After examining the funds that this bank likes to offer to its customers I have easily figured that I have no interest in paying a 5.75% load for the funds nor the 12B-1 advertising fee which tacks on another 1/4 % for a grand total of 6%!
This means a customer coming with say $10, 000.00 is only going to see $9, 400.00 in their account because $600.00 gets eaten up by their fees. As a matter of comparison the whole $10, 000.00 would have gone into the investors account at T.Rowe Price or Vanguard.
I also have a friend that became so disgusted with his experience at this bank that he transferred his entire retirement account to Vanguard and T.R.Price. When he became concerned about the commissions and fees that the bank was charging him someone there replied to him that it was only a retirement account. My friend was also not too pleased with the performance of some of the funds that were chosen for him as well.
Unfortunately when there are commissions involved quite often the advisors at the bank do not want the customer to buy a no load fund as the bank gets very little money out of such a trade. My friend was even told that he had too many no load funds in his account and they would have to start charging him an extra quarterly fee.

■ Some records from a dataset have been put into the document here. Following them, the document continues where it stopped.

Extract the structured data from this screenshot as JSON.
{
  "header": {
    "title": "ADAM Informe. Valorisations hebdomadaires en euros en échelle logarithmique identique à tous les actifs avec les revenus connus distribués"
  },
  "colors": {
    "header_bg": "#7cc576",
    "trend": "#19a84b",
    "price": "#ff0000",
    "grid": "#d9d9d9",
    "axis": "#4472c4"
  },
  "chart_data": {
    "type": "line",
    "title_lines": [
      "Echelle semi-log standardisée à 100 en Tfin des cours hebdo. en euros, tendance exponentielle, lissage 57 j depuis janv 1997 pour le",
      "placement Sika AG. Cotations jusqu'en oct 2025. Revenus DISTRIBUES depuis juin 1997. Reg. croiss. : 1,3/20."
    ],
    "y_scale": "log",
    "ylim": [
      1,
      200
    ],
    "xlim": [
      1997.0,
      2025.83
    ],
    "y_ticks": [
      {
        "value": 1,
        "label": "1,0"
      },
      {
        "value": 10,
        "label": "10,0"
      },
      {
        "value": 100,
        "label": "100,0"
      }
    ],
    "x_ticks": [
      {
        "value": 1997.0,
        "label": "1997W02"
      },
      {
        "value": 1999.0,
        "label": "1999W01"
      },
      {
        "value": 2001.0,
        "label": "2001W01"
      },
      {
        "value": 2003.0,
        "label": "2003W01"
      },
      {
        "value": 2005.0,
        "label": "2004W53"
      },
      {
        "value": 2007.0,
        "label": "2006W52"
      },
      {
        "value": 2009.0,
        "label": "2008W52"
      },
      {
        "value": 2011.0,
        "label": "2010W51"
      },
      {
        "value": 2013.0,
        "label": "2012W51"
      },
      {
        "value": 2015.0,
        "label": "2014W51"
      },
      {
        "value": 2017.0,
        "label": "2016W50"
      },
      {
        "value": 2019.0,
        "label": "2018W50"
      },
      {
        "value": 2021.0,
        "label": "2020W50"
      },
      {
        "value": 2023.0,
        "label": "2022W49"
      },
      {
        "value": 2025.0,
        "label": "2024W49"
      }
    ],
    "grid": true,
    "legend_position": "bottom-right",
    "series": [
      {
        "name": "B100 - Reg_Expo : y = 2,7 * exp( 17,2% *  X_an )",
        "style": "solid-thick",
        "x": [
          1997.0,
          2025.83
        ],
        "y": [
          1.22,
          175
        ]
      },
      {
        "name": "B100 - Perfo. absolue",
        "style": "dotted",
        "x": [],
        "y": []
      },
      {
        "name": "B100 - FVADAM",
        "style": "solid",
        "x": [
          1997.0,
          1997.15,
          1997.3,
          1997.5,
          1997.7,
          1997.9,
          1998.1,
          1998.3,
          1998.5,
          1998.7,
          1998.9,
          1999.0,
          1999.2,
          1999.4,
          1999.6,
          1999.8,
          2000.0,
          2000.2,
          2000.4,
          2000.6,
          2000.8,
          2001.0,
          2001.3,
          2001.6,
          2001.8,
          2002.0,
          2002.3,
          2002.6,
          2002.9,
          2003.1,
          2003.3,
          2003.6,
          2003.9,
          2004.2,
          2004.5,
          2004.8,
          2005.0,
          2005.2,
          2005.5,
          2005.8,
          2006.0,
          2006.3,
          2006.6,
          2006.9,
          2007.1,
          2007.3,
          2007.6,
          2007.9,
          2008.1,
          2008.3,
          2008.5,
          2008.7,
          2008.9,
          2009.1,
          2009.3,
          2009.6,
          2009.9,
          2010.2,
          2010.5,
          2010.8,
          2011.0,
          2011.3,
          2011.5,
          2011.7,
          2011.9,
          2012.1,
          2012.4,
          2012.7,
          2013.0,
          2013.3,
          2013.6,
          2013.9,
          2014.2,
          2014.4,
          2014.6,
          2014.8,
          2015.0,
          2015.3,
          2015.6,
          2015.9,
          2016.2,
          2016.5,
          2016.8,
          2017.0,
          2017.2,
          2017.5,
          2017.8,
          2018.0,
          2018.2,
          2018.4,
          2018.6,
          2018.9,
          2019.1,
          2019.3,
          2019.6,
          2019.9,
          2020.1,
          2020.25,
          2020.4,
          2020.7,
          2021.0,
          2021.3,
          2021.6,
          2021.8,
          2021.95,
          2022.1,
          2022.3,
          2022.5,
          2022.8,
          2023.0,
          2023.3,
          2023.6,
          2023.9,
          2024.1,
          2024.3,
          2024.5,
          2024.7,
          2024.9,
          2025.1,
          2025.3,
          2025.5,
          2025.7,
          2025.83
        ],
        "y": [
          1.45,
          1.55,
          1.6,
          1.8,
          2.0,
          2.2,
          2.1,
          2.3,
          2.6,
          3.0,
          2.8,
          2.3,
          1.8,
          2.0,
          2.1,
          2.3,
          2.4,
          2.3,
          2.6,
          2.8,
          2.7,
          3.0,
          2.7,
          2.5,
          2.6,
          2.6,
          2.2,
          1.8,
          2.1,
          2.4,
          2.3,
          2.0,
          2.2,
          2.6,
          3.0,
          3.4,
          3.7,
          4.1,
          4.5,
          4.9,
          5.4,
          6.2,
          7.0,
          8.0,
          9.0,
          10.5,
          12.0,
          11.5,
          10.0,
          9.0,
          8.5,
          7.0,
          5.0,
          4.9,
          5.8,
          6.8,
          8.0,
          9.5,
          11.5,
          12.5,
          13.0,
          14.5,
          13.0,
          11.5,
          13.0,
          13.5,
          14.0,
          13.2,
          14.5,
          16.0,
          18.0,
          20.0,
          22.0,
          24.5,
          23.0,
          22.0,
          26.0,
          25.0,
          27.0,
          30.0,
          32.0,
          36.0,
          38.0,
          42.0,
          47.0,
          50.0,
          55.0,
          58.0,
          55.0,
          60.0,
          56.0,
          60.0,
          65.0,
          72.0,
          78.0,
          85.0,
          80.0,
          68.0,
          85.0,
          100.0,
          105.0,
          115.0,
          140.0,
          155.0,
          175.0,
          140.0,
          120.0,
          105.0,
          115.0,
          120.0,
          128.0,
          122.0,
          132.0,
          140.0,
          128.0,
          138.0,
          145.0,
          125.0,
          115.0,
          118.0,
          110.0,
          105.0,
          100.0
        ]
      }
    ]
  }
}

Banks also enjoy selling folks annuities. This is another commission/fee machine for the banks. Many times the investment return on these can be beaten easily with much better choices. In my opinion this can create a conflict of interest. Sometimes this does not work out well for the customer. The stock market in general has been a rough place to invest for sometime now and I would have no interest in being down 6% from the get go in this economic enviroment.